– Твое счастье, что у меня у самого башка трещит. Принес с собой?

Вопрос был задан без особой надежды. У Сереги денег практически не бывало, он и так постоянно занимал у Костяна. Но нужно признать: пока что Щавелю удавалось отдавать долги с получки хотя бы своему коллеге.

Получив заведомо очевидный ответ, Логунов дежурным тоном пожурил младшего товарища еще и за любовь к халяве, но всё же пригласил на кухню. В маленькой комнатке по одну сторону тесно прижались друг к другу мойка, стиральная машинка, напольный сервант и газовая печка на четыре конфорки. С другой стороны стоял кухонный стол с желтой клеенчатой скатертью. За него и уселись коллеги. Тесть Костяна гнал самогон, и у того всегда было в достатке прозрачной жидкости с характерным запахом в трехлитровых банках.

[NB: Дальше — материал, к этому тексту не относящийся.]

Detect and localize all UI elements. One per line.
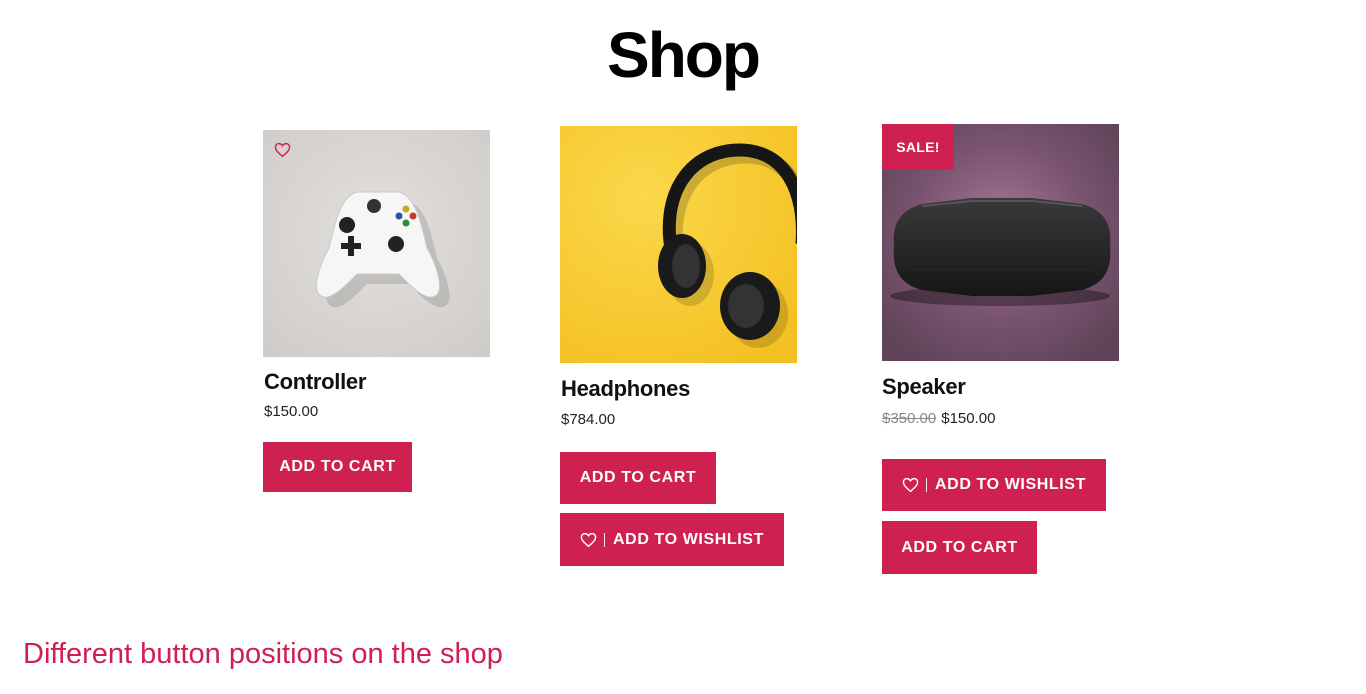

Глотая слюну, Серега наблюдал, как его товарищ достал из серванта два стакана, а из холодильника неполную литровую пластиковую бутылку с самогоном, кастрюлю с компотом, слегка пожухлый желтый болгарский перец, открытую банку консервированных бычков в томате. Также достал черный хлеб из хлебницы. Ёрзая на стуле, Гоменюк терпел, пока Костян разливал пахучую жидкость по стаканам. Логунов только открыл рот, чтобы сказать какой-нибудь приличествующий ситуации тост, но Серега уже схватил свой стакан, стукнул им по Костиному, выпалил: «Быть добру!» – и вылил содержимое себе в рот.

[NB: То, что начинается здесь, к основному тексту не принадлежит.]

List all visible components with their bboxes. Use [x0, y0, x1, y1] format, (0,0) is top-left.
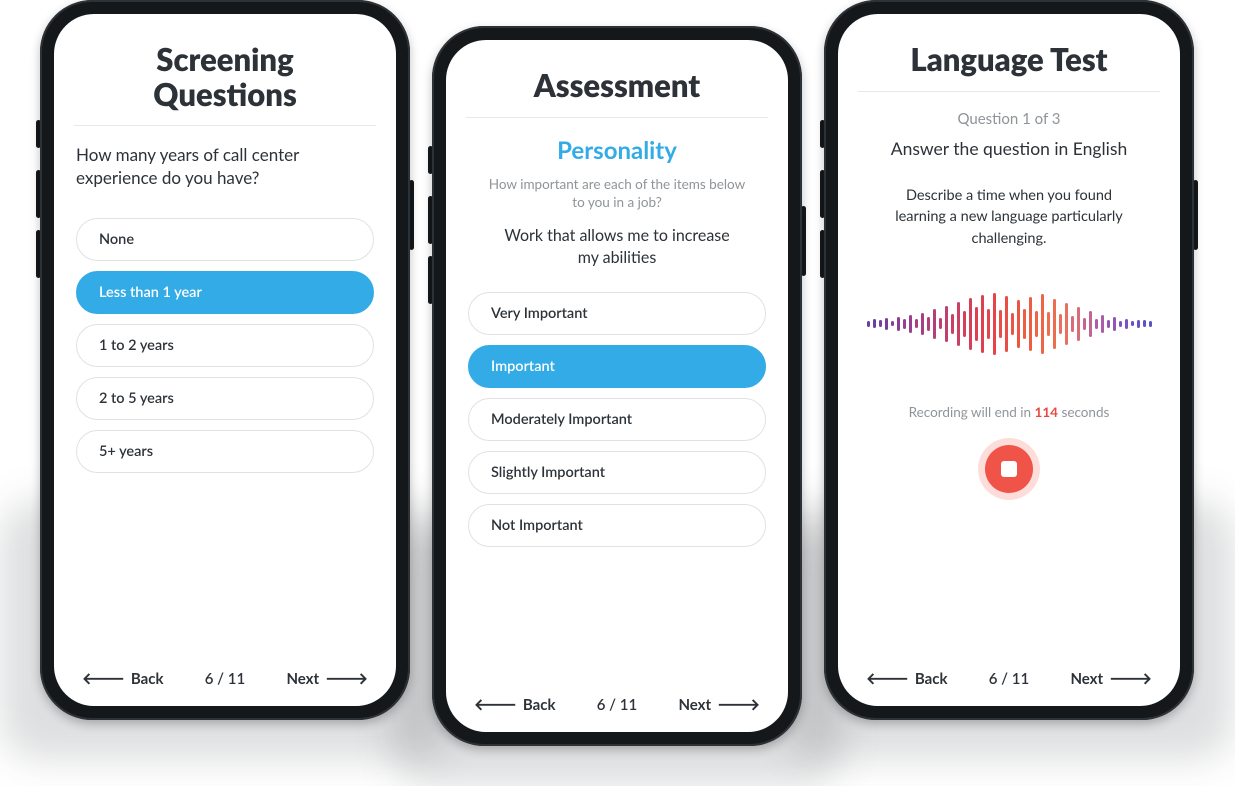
option-3[interactable]: Slightly Important: [468, 451, 766, 494]
page-indicator: 6 / 11: [205, 670, 245, 688]
option-1[interactable]: Less than 1 year: [76, 271, 374, 314]
divider: [858, 91, 1160, 92]
language-instruction: Answer the question in English: [860, 138, 1158, 159]
option-0[interactable]: None: [76, 218, 374, 261]
recording-countdown: Recording will end in 114 seconds: [860, 404, 1158, 420]
option-4[interactable]: Not Important: [468, 504, 766, 547]
option-0[interactable]: Very Important: [468, 292, 766, 335]
question-counter: Question 1 of 3: [860, 110, 1158, 128]
page-indicator: 6 / 11: [597, 696, 637, 714]
back-button[interactable]: 🡐Back: [474, 696, 556, 714]
back-button[interactable]: 🡐Back: [866, 670, 948, 688]
footer-nav: 🡐Back 6 / 11 Next🡒: [468, 684, 766, 714]
option-3[interactable]: 2 to 5 years: [76, 377, 374, 420]
footer-nav: 🡐Back 6 / 11 Next🡒: [76, 658, 374, 688]
option-4[interactable]: 5+ years: [76, 430, 374, 473]
arrow-right-icon: 🡒: [325, 671, 368, 687]
arrow-left-icon: 🡐: [474, 697, 517, 713]
language-title: Language Test: [860, 42, 1158, 77]
divider: [74, 125, 376, 126]
screening-title: ScreeningQuestions: [76, 42, 374, 111]
option-1[interactable]: Important: [468, 345, 766, 388]
screening-question: How many years of call center experience…: [76, 144, 374, 190]
divider: [466, 117, 768, 118]
back-button[interactable]: 🡐Back: [82, 670, 164, 688]
phone-language-test: Language Test Question 1 of 3 Answer the…: [824, 0, 1194, 720]
arrow-right-icon: 🡒: [1109, 671, 1152, 687]
option-2[interactable]: Moderately Important: [468, 398, 766, 441]
arrow-left-icon: 🡐: [866, 671, 909, 687]
next-button[interactable]: Next🡒: [1070, 670, 1152, 688]
page-indicator: 6 / 11: [989, 670, 1029, 688]
next-button[interactable]: Next🡒: [286, 670, 368, 688]
phone-assessment: Assessment Personality How important are…: [432, 26, 802, 746]
footer-nav: 🡐Back 6 / 11 Next🡒: [860, 658, 1158, 688]
phone-screening: ScreeningQuestions How many years of cal…: [40, 0, 410, 720]
option-2[interactable]: 1 to 2 years: [76, 324, 374, 367]
assessment-title: Assessment: [468, 68, 766, 103]
screening-options: None Less than 1 year 1 to 2 years 2 to 5 y…: [76, 218, 374, 473]
language-prompt: Describe a time when you found learning …: [884, 185, 1134, 250]
assessment-section: Personality: [468, 136, 766, 165]
arrow-left-icon: 🡐: [82, 671, 125, 687]
audio-waveform-icon: [860, 284, 1158, 364]
stop-recording-button[interactable]: [978, 438, 1040, 500]
stop-icon: [1001, 461, 1017, 477]
arrow-right-icon: 🡒: [717, 697, 760, 713]
assessment-options: Very Important Important Moderately Import…: [468, 292, 766, 547]
next-button[interactable]: Next🡒: [678, 696, 760, 714]
assessment-lead: How important are each of the items belo…: [482, 175, 752, 211]
assessment-statement: Work that allows me to increase my abili…: [497, 225, 737, 268]
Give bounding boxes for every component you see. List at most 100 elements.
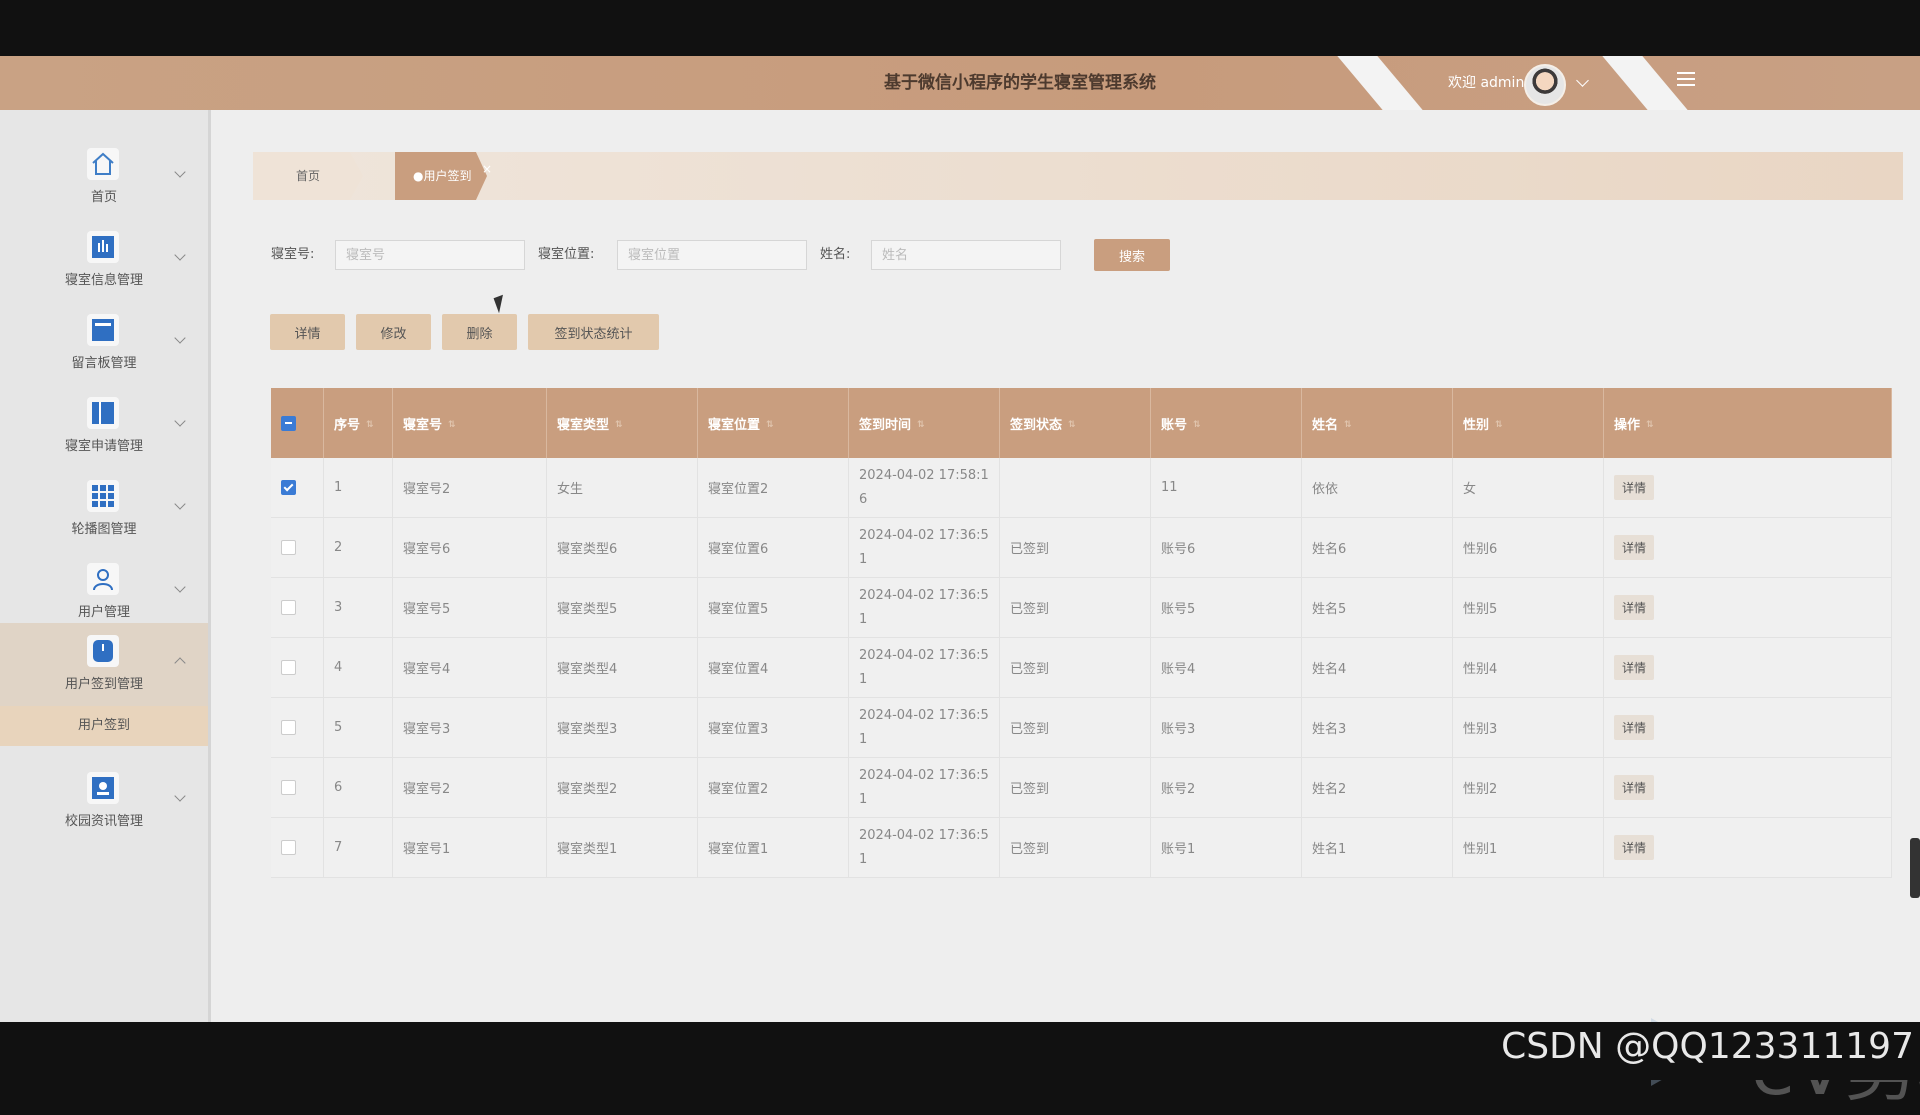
cell-status: 已签到	[999, 517, 1151, 578]
row-detail-button[interactable]: 详情	[1614, 775, 1655, 800]
row-detail-button[interactable]: 详情	[1614, 595, 1655, 620]
tab-user-signin[interactable]: ●用户签到	[395, 152, 487, 200]
row-detail-button[interactable]: 详情	[1614, 835, 1655, 860]
room-no-input[interactable]	[335, 240, 525, 270]
column-header[interactable]: 姓名 ⇅	[1301, 388, 1453, 458]
cell-status: 已签到	[999, 757, 1151, 818]
room-location-input[interactable]	[617, 240, 807, 270]
cell-gender: 性别5	[1452, 577, 1604, 638]
row-checkbox[interactable]	[281, 660, 296, 675]
chevron-down-icon	[174, 166, 186, 178]
cell-account: 账号5	[1150, 577, 1302, 638]
row-select-cell[interactable]	[271, 637, 324, 698]
row-detail-button[interactable]: 详情	[1614, 475, 1655, 500]
sidebar-item-home[interactable]: 首页	[0, 136, 208, 219]
chevron-down-icon	[174, 249, 186, 261]
detail-button[interactable]: 详情	[270, 314, 345, 350]
sidebar-item-message-board[interactable]: 留言板管理	[0, 302, 208, 385]
sidebar-item-room-apply[interactable]: 寝室申请管理	[0, 385, 208, 468]
cell-op: 详情	[1603, 757, 1892, 818]
sidebar-item-label: 寝室申请管理	[64, 439, 143, 454]
select-all-checkbox[interactable]	[281, 415, 296, 431]
cell-status	[999, 458, 1151, 518]
cell-gender: 性别2	[1452, 757, 1604, 818]
cell-gender: 性别6	[1452, 517, 1604, 578]
row-select-cell[interactable]	[271, 458, 324, 518]
board-icon	[87, 314, 119, 346]
apply-icon	[87, 397, 119, 429]
delete-button[interactable]: 删除	[442, 314, 517, 350]
cell-name: 姓名1	[1301, 817, 1453, 878]
row-checkbox[interactable]	[281, 720, 296, 735]
row-detail-button[interactable]: 详情	[1614, 535, 1655, 560]
sidebar-item-label: 轮播图管理	[71, 522, 137, 537]
row-select-cell[interactable]	[271, 517, 324, 578]
column-header[interactable]: 账号 ⇅	[1150, 388, 1302, 458]
row-detail-button[interactable]: 详情	[1614, 715, 1655, 740]
sort-icon[interactable]: ⇅	[448, 420, 456, 430]
row-select-cell[interactable]	[271, 697, 324, 758]
cell-account: 账号6	[1150, 517, 1302, 578]
row-select-cell[interactable]	[271, 577, 324, 638]
row-select-cell[interactable]	[271, 757, 324, 818]
cell-account: 账号4	[1150, 637, 1302, 698]
column-header[interactable]: 签到时间 ⇅	[848, 388, 1000, 458]
table-row[interactable]: 6 寝室号2 寝室类型2 寝室位置2 2024-04-02 17:36:51 已…	[271, 757, 1892, 818]
column-header[interactable]: 寝室类型 ⇅	[546, 388, 698, 458]
cell-room: 寝室号1	[392, 817, 547, 878]
chevron-up-icon	[174, 657, 186, 669]
sort-icon[interactable]: ⇅	[766, 420, 774, 430]
cell-gender: 性别3	[1452, 697, 1604, 758]
row-checkbox[interactable]	[281, 780, 296, 795]
avatar[interactable]	[1524, 64, 1566, 106]
row-checkbox[interactable]	[281, 480, 296, 495]
row-select-cell[interactable]	[271, 817, 324, 878]
select-all-cell[interactable]	[271, 388, 324, 458]
cell-type: 寝室类型3	[546, 697, 698, 758]
column-header[interactable]: 性别 ⇅	[1452, 388, 1604, 458]
sidebar-subitem-user-signin[interactable]: 用户签到	[0, 706, 208, 746]
sort-icon[interactable]: ⇅	[1495, 420, 1503, 430]
cell-op: 详情	[1603, 817, 1892, 878]
row-checkbox[interactable]	[281, 600, 296, 615]
sort-icon[interactable]: ⇅	[1646, 420, 1654, 430]
sort-icon[interactable]: ⇅	[366, 420, 374, 430]
sort-icon[interactable]: ⇅	[1344, 420, 1352, 430]
cell-room: 寝室号6	[392, 517, 547, 578]
table-row[interactable]: 1 寝室号2 女生 寝室位置2 2024-04-02 17:58:16 11 依…	[271, 458, 1892, 518]
signin-icon	[87, 635, 119, 667]
table-row[interactable]: 2 寝室号6 寝室类型6 寝室位置6 2024-04-02 17:36:51 已…	[271, 517, 1892, 578]
cell-room: 寝室号2	[392, 757, 547, 818]
cell-time: 2024-04-02 17:36:51	[848, 817, 1000, 878]
close-icon[interactable]: ×	[482, 162, 492, 176]
sort-icon[interactable]: ⇅	[1068, 420, 1076, 430]
row-detail-button[interactable]: 详情	[1614, 655, 1655, 680]
scrollbar[interactable]	[1910, 838, 1920, 898]
search-button[interactable]: 搜索	[1094, 239, 1170, 271]
cell-gender: 女	[1452, 458, 1604, 518]
column-header[interactable]: 寝室号 ⇅	[392, 388, 547, 458]
table-row[interactable]: 7 寝室号1 寝室类型1 寝室位置1 2024-04-02 17:36:51 已…	[271, 817, 1892, 878]
sidebar-item-campus-news[interactable]: 校园资讯管理	[0, 760, 208, 843]
sidebar-item-user-signin[interactable]: 用户签到管理	[0, 623, 208, 706]
menu-icon[interactable]	[1677, 72, 1695, 86]
column-header[interactable]: 寝室位置 ⇅	[697, 388, 849, 458]
column-header[interactable]: 签到状态 ⇅	[999, 388, 1151, 458]
sidebar-item-users[interactable]: 用户管理	[0, 551, 208, 634]
signin-stats-button[interactable]: 签到状态统计	[528, 314, 659, 350]
sort-icon[interactable]: ⇅	[1193, 420, 1201, 430]
column-header[interactable]: 序号 ⇅	[323, 388, 393, 458]
sidebar-item-room-info[interactable]: 寝室信息管理	[0, 219, 208, 302]
sidebar-item-carousel[interactable]: 轮播图管理	[0, 468, 208, 551]
table-row[interactable]: 5 寝室号3 寝室类型3 寝室位置3 2024-04-02 17:36:51 已…	[271, 697, 1892, 758]
tab-home[interactable]: 首页	[253, 152, 363, 200]
column-header[interactable]: 操作 ⇅	[1603, 388, 1892, 458]
row-checkbox[interactable]	[281, 540, 296, 555]
sort-icon[interactable]: ⇅	[615, 420, 623, 430]
table-row[interactable]: 4 寝室号4 寝室类型4 寝室位置4 2024-04-02 17:36:51 已…	[271, 637, 1892, 698]
sort-icon[interactable]: ⇅	[917, 420, 925, 430]
name-input[interactable]	[871, 240, 1061, 270]
table-row[interactable]: 3 寝室号5 寝室类型5 寝室位置5 2024-04-02 17:36:51 已…	[271, 577, 1892, 638]
row-checkbox[interactable]	[281, 840, 296, 855]
edit-button[interactable]: 修改	[356, 314, 431, 350]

Мир сразу же перестал быть прежним, будто Щавель стал Нео, которого подключили к Матрице. Серега любил это состояние. Состояние, когда погружаешься в сказочную перину, в которой тепло, в которой собеседники интересны, в которой все дамы – прекрасны, в которой Серега остроумен и находчив, в которой царит только тепло, добро и любовь. Серега по жизни был неконфликтным человеком, а в состоянии опьянения ему хотелось любить весь мир, хотелось гладить и чесать всех собак на своем пути, кормить их какими-то сосисками, хотелось говорить комплименты дамам и дарить им цветы. Хотелось помогать бабушкам переходить дорогу, хотелось обнимать хмурых людей и говорить им, что жизнь прекрасна и не стоит быть таким хмурым в такой прекрасный день! Хотелось совершать добрые благородные поступки, за что люди будут благодарить Серегу, уважать и восхищаться им. Естественно, это все хотелось делать, не вставая из-за стола, где стоит вожделенная бутылка с жидкостью. С той самой жидкостью, которая делает этот мир уютней, терпимее, теплее и чище.

– Костян, а что такое оле-гу-нар-соль-скья-ер?

Логунов напустил на себя задумчивый вид, почесал макушку и с серьезным видом бухнул:

– Кажись, это форсунка в немецких двигателях. Кум мой недавно на своем «Опеле Вектра» такую менял.

Костян еще чуть подумал, добавил «вроде бы», потом кивнул на пластиковую бутыль.

– Накатим?

Конечно же, Щавель был полностью солидарен с коллегой в этом вопросе. Они накатили, запили это дело компотом, а потом накатили еще раз. После третьей Костян закурил, а у Сереги в башке наконец-то окончательно угомонился монах-буддист. Исчезла звонница с огромным колоколом, будто её не существовало вовсе, а вместо неё на всю ширь Серегиного сознания раскинулось море-океан из исключительно позитивных волн добра, любви и теплоты. Щавель в этом море был своим. Пьяное сознание делало его то рыбой, то моллюском, то лихо закрученной ракушкой, то просто обычным купальщиком, плещущимся в волнах. После третьего «наката» Щавель ощущал себя ловцом жемчуга. Не в том плане, что он выдавал вербальные перлы собственных лингвистических пассажей, в этом он был не особо силен. Скорее, каждый накат был как прыжок ныряльщика со скалы в глубину – длинный и затяжной, и неизвестно каким и с чем он вынырнет. Может, приблизится к заветной жемчужине очень близко, и тогда ему потребуется еще один затяжной прыжок. А может, он опустится очень глубоко, где давление морского дна его расплющит. Либо слишком быстро вынырнет, и кессонная болезнь лишит его сознания. Это было немного страшно и захватывающе одновременно.